Is there anything special we need to do in SCDF Kubernetes to enable the global Spring Integration errorChannel?
What am I missing here?
Update with solution from the comments:
After reviewing your configuration I am now pretty sure I know what
the issue is. You have a multi-binder configuration scenario. Even if
you only deal with a single binder instance the existence of
spring.cloud.stream.binders.... is what's going to make framework
treat it as multi-binder. Basically this a bug -
github.com/spring-cloud/spring-cloud-stream/issues/1384. As you can
see it was fixed but you need to upgrade to Elmhurst.SR2 or grab the
latest snapshot (we're in RC2 and 2.1.0.RELEASE is in few weeks
anyway) – Oleg Zhurakousky
This was indeed the problem with our setup. Instead of upgrading, we just eliminated our multi-binder usage for now and the issue was resolved.

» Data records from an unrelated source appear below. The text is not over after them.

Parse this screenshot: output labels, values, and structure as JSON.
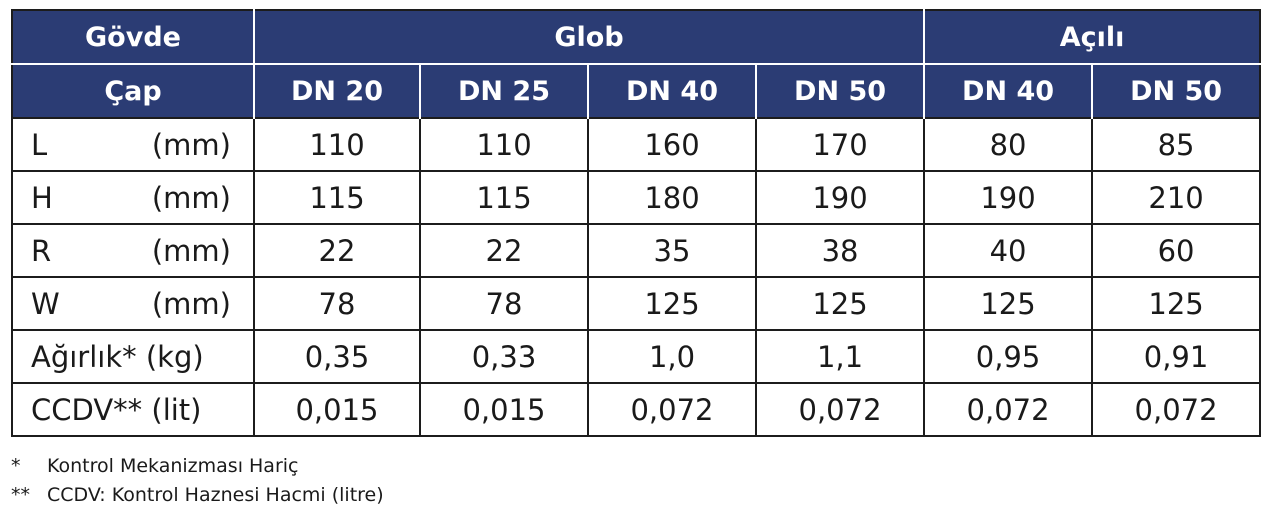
{
  "header": {
    "body_label": "Gövde",
    "diameter_label": "Çap",
    "groups": [
      {
        "label": "Glob",
        "span": 4
      },
      {
        "label": "Açılı",
        "span": 2
      }
    ],
    "sizes": [
      "DN 20",
      "DN 25",
      "DN 40",
      "DN 50",
      "DN 40",
      "DN 50"
    ]
  },
  "rows": [
    {
      "symbol": "L",
      "unit": "(mm)",
      "values": [
        "110",
        "110",
        "160",
        "170",
        "80",
        "85"
      ]
    },
    {
      "symbol": "H",
      "unit": "(mm)",
      "values": [
        "115",
        "115",
        "180",
        "190",
        "190",
        "210"
      ]
    },
    {
      "symbol": "R",
      "unit": "(mm)",
      "values": [
        "22",
        "22",
        "35",
        "38",
        "40",
        "60"
      ]
    },
    {
      "symbol": "W",
      "unit": "(mm)",
      "values": [
        "78",
        "78",
        "125",
        "125",
        "125",
        "125"
      ]
    },
    {
      "label": "Ağırlık* (kg)",
      "values": [
        "0,35",
        "0,33",
        "1,0",
        "1,1",
        "0,95",
        "0,91"
      ]
    },
    {
      "label": "CCDV** (lit)",
      "values": [
        "0,015",
        "0,015",
        "0,072",
        "0,072",
        "0,072",
        "0,072"
      ]
    }
  ],
  "footnotes": [
    {
      "mark": "*",
      "text": "Kontrol Mekanizması Hariç"
    },
    {
      "mark": "**",
      "text": "CCDV: Kontrol Haznesi Hacmi (litre)"
    }
  ],
  "colors": {
    "header_bg": "#2b3c74",
    "header_text": "#ffffff",
    "border": "#1c1c1c"
  }
}
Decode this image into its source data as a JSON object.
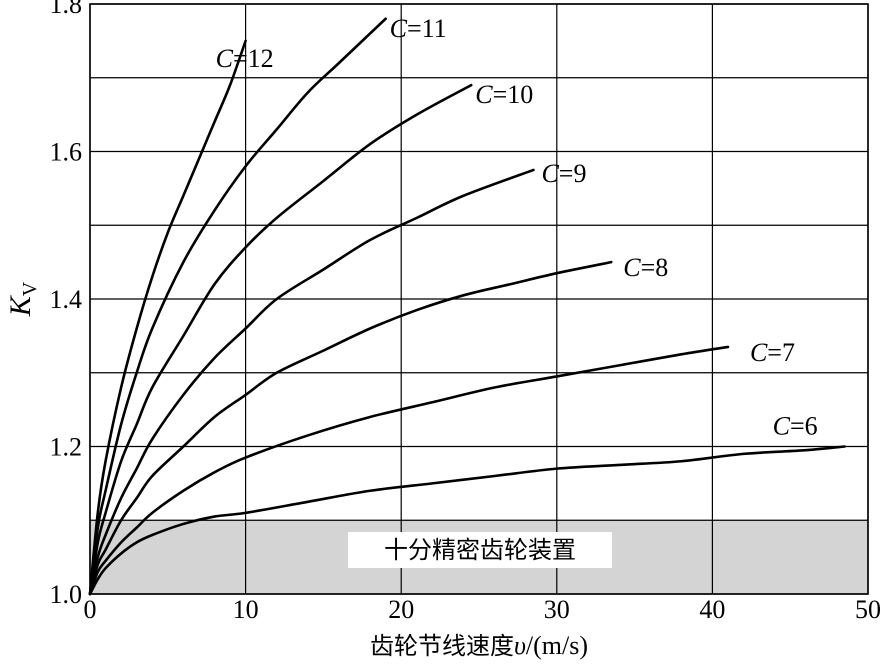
{
  "chart_data": {
    "type": "line",
    "title": "",
    "xlabel": "齿轮节线速度",
    "xlabel_var": "υ",
    "xlabel_unit": "/(m/s)",
    "ylabel_main": "K",
    "ylabel_sub": "V",
    "xlim": [
      0,
      50
    ],
    "ylim": [
      1.0,
      1.8
    ],
    "xticks": [
      0,
      10,
      20,
      30,
      40,
      50
    ],
    "xtick_labels": [
      "0",
      "10",
      "20",
      "30",
      "40",
      "50"
    ],
    "yticks": [
      1.0,
      1.2,
      1.4,
      1.6,
      1.8
    ],
    "ytick_labels": [
      "1.0",
      "1.2",
      "1.4",
      "1.6",
      "1.8"
    ],
    "grid": true,
    "region": {
      "label": "十分精密齿轮装置",
      "y_range": [
        1.0,
        1.1
      ],
      "x_range": [
        0,
        50
      ],
      "color": "#d4d4d4"
    },
    "series": [
      {
        "name": "C=12",
        "label_var": "C",
        "label_val": "=12",
        "x": [
          0,
          0.5,
          1,
          2,
          3,
          4,
          5,
          6,
          7,
          8,
          9,
          10
        ],
        "y": [
          1.0,
          1.11,
          1.18,
          1.28,
          1.36,
          1.43,
          1.49,
          1.54,
          1.59,
          1.64,
          1.69,
          1.75
        ]
      },
      {
        "name": "C=11",
        "label_var": "C",
        "label_val": "=11",
        "x": [
          0,
          0.5,
          1,
          2,
          3,
          4,
          6,
          8,
          10,
          12,
          14,
          16,
          19
        ],
        "y": [
          1.0,
          1.09,
          1.14,
          1.23,
          1.3,
          1.36,
          1.45,
          1.52,
          1.58,
          1.63,
          1.68,
          1.72,
          1.78
        ]
      },
      {
        "name": "C=10",
        "label_var": "C",
        "label_val": "=10",
        "x": [
          0,
          0.5,
          1,
          2,
          3,
          4,
          6,
          8,
          10,
          12,
          15,
          18,
          21,
          24.5
        ],
        "y": [
          1.0,
          1.07,
          1.11,
          1.18,
          1.23,
          1.28,
          1.35,
          1.42,
          1.47,
          1.51,
          1.56,
          1.61,
          1.65,
          1.69
        ]
      },
      {
        "name": "C=9",
        "label_var": "C",
        "label_val": "=9",
        "x": [
          0,
          0.5,
          1,
          2,
          3,
          4,
          6,
          8,
          10,
          12,
          15,
          18,
          21,
          24,
          28.5
        ],
        "y": [
          1.0,
          1.05,
          1.08,
          1.13,
          1.17,
          1.21,
          1.27,
          1.32,
          1.36,
          1.4,
          1.44,
          1.48,
          1.51,
          1.54,
          1.575
        ]
      },
      {
        "name": "C=8",
        "label_var": "C",
        "label_val": "=8",
        "x": [
          0,
          0.5,
          1,
          2,
          3,
          4,
          6,
          8,
          10,
          12,
          15,
          18,
          21,
          24,
          27,
          30,
          33.5
        ],
        "y": [
          1.0,
          1.04,
          1.06,
          1.1,
          1.13,
          1.16,
          1.2,
          1.24,
          1.27,
          1.3,
          1.33,
          1.36,
          1.385,
          1.405,
          1.42,
          1.435,
          1.45
        ]
      },
      {
        "name": "C=7",
        "label_var": "C",
        "label_val": "=7",
        "x": [
          0,
          0.5,
          1,
          2,
          3,
          4,
          6,
          8,
          10,
          14,
          18,
          22,
          26,
          30,
          34,
          38,
          41
        ],
        "y": [
          1.0,
          1.03,
          1.045,
          1.07,
          1.09,
          1.11,
          1.14,
          1.165,
          1.185,
          1.215,
          1.24,
          1.26,
          1.28,
          1.295,
          1.31,
          1.325,
          1.335
        ]
      },
      {
        "name": "C=6",
        "label_var": "C",
        "label_val": "=6",
        "x": [
          0,
          0.5,
          1,
          2,
          3,
          4,
          6,
          8,
          10,
          14,
          18,
          22,
          26,
          30,
          34,
          38,
          42,
          46,
          48.5
        ],
        "y": [
          1.0,
          1.02,
          1.035,
          1.055,
          1.07,
          1.08,
          1.095,
          1.105,
          1.11,
          1.125,
          1.14,
          1.15,
          1.16,
          1.17,
          1.175,
          1.18,
          1.19,
          1.195,
          1.2
        ]
      }
    ]
  }
}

Update with solution from the comments:
After reviewing your configuration I am now pretty sure I know what
the issue is. You have a multi-binder configuration scenario. Even if
you only deal with a single binder instance the existence of
spring.cloud.stream.binders.... is what's going to make framework
treat it as multi-binder. Basically this a bug -
github.com/spring-cloud/spring-cloud-stream/issues/1384. As you can
see it was fixed but you need to upgrade to Elmhurst.SR2 or grab the
latest snapshot (we're in RC2 and 2.1.0.RELEASE is in few weeks
anyway) – Oleg Zhurakousky
This was indeed the problem with our setup. Instead of upgrading, we just eliminated our multi-binder usage for now and the issue was resolved.